Another 0.5 per cent will go to the Black Screen Office Fund, the Canadian Independent Screen Fund for BPOC Creators or the Broadcasting Accessibility Fund. The Indigenous Screen Office of Canada, which supports the telling of Indigenous-led stories across film, television and digital media, will receive 0.5 per cent of the money.
The Indigenous Music Office, a new fund supporting Indigenous music, will receive 0.15 per cent of the funding by December.
The MPA – Canada said it was concerned about having to pay into a local news fund administered by the Canadian Association of Broadcasters.
Kevin Desjardins, president of the Canadian Association of Broadcasters (CAB), said “the MPA – Canada’s lawsuit fully demonstrates the foreign global streamers’ avaricious approach to the Canadian market.”

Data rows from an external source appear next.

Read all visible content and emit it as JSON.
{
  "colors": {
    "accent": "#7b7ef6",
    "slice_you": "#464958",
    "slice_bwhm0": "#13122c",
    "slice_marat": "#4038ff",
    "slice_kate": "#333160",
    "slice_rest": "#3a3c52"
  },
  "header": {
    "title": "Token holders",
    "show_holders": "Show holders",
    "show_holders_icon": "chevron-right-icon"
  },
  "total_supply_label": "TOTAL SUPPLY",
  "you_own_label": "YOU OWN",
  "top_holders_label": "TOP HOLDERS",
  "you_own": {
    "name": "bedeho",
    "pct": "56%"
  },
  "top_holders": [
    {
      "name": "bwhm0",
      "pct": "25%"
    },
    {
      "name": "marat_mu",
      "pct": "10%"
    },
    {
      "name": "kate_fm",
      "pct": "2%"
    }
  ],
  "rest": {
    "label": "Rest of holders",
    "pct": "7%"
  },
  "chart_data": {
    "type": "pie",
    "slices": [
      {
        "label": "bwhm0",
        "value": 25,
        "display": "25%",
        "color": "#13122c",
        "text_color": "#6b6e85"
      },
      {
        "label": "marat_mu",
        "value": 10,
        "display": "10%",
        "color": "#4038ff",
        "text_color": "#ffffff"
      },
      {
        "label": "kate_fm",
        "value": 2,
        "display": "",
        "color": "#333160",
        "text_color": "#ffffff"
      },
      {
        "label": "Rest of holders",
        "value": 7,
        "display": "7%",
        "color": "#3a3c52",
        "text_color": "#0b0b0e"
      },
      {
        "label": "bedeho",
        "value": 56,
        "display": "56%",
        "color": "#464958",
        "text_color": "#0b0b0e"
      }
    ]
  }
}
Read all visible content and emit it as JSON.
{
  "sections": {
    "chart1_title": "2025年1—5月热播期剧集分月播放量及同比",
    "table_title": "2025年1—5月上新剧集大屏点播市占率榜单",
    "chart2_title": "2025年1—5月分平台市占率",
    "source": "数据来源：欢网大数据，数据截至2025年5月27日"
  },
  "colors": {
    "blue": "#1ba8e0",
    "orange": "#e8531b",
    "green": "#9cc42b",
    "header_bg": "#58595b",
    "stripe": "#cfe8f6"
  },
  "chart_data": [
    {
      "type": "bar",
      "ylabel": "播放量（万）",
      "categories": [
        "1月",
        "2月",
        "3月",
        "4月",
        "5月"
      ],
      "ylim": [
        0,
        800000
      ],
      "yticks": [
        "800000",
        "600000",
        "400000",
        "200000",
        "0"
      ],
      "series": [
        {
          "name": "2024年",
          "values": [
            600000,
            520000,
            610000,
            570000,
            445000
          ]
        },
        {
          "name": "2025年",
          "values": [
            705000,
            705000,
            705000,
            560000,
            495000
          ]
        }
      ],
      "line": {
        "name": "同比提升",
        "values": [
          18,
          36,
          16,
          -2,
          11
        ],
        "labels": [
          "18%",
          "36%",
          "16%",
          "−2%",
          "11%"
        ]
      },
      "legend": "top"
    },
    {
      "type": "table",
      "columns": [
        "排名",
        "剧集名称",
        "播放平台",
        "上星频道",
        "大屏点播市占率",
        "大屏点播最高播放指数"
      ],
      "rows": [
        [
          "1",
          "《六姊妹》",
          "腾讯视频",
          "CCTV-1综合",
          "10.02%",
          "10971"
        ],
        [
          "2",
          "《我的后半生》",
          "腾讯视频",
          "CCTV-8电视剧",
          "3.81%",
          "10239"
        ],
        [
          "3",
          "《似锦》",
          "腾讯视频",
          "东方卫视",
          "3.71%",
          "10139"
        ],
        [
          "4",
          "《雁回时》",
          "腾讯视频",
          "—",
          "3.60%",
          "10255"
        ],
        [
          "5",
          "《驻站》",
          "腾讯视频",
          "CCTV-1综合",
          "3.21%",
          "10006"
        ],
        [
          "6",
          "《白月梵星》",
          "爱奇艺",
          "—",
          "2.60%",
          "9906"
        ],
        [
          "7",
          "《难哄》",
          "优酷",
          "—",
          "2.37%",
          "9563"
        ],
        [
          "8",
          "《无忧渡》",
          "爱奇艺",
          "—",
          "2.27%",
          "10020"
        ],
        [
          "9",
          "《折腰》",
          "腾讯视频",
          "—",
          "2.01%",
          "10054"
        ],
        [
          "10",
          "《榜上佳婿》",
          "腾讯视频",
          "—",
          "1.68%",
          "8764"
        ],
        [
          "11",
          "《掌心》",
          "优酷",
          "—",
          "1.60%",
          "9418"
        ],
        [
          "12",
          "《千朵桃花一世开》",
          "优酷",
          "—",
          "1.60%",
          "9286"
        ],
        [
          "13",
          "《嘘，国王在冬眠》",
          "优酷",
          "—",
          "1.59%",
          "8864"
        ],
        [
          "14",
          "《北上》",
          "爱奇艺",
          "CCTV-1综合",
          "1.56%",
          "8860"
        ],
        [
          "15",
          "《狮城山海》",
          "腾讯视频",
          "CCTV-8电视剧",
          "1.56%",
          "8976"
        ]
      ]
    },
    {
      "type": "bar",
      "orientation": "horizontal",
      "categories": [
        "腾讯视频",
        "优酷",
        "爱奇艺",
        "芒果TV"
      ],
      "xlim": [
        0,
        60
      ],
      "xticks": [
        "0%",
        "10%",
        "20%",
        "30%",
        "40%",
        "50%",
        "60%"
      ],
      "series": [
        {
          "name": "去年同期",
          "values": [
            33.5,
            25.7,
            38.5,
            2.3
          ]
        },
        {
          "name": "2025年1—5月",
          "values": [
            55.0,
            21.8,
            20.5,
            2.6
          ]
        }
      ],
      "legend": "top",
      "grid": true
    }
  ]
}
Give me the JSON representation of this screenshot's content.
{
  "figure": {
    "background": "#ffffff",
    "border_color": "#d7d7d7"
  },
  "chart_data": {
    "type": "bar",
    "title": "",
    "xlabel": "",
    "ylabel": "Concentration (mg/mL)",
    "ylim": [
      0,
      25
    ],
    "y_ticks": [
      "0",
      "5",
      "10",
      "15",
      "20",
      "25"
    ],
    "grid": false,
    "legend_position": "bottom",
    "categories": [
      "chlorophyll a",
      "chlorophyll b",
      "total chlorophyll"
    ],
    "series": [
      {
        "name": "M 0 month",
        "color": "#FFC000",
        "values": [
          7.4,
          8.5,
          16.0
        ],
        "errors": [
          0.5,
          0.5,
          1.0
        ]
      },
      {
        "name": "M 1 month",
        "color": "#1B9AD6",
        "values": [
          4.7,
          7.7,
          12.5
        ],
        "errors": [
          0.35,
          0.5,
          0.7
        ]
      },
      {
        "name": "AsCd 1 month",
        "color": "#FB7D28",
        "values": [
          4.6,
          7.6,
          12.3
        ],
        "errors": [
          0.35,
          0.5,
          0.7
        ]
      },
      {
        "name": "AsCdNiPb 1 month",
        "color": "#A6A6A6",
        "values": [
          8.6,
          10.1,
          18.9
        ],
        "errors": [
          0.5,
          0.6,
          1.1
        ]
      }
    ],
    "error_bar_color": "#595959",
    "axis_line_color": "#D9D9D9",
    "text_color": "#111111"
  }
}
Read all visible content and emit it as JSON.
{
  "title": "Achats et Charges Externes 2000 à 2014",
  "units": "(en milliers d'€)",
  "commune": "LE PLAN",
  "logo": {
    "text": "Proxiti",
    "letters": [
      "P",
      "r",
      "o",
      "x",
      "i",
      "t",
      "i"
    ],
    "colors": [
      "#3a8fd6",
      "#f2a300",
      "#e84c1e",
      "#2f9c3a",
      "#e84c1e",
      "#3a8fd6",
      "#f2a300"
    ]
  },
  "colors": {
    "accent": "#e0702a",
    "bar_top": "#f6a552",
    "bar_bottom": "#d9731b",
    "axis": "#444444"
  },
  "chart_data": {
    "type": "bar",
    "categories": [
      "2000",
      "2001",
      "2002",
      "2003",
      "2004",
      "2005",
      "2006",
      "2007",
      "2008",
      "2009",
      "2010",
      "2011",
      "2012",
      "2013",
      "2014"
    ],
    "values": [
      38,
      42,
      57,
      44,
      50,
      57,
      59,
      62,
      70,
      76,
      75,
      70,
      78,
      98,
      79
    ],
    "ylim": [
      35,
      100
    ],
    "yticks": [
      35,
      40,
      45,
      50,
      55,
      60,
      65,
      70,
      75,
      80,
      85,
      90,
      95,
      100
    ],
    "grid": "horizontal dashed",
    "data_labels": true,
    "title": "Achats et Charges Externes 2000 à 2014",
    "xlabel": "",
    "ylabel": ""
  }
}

“As the foreign global streamers remain focused on sucking billions of Canadian dollars out of the Canadian-owned media system, the CAB remains focused on ensuring that we keep Canadian journalists in Canadian newsrooms,” he said. “The CAB has acts as the administrator of funds such as the Independent Local News Fund, with a focus on the efficient distribution of funds to broadcasters, without fees and additional administrative burden. The CAB has historically received similar confidential financial information from cable and satellite distributors and dealt with it appropriately and without issue. We have the ability and the integrity to do so going forward.”
Mirabella Salem, a spokesperson for the CRTC, said “the Online Streaming Act, which amended the Broadcasting Act, requires the CRTC to modernize the Canadian broadcasting framework.”
“As this particular matter is before the Federal Court of Appeal, it would be inappropriate for the CRTC to comment.”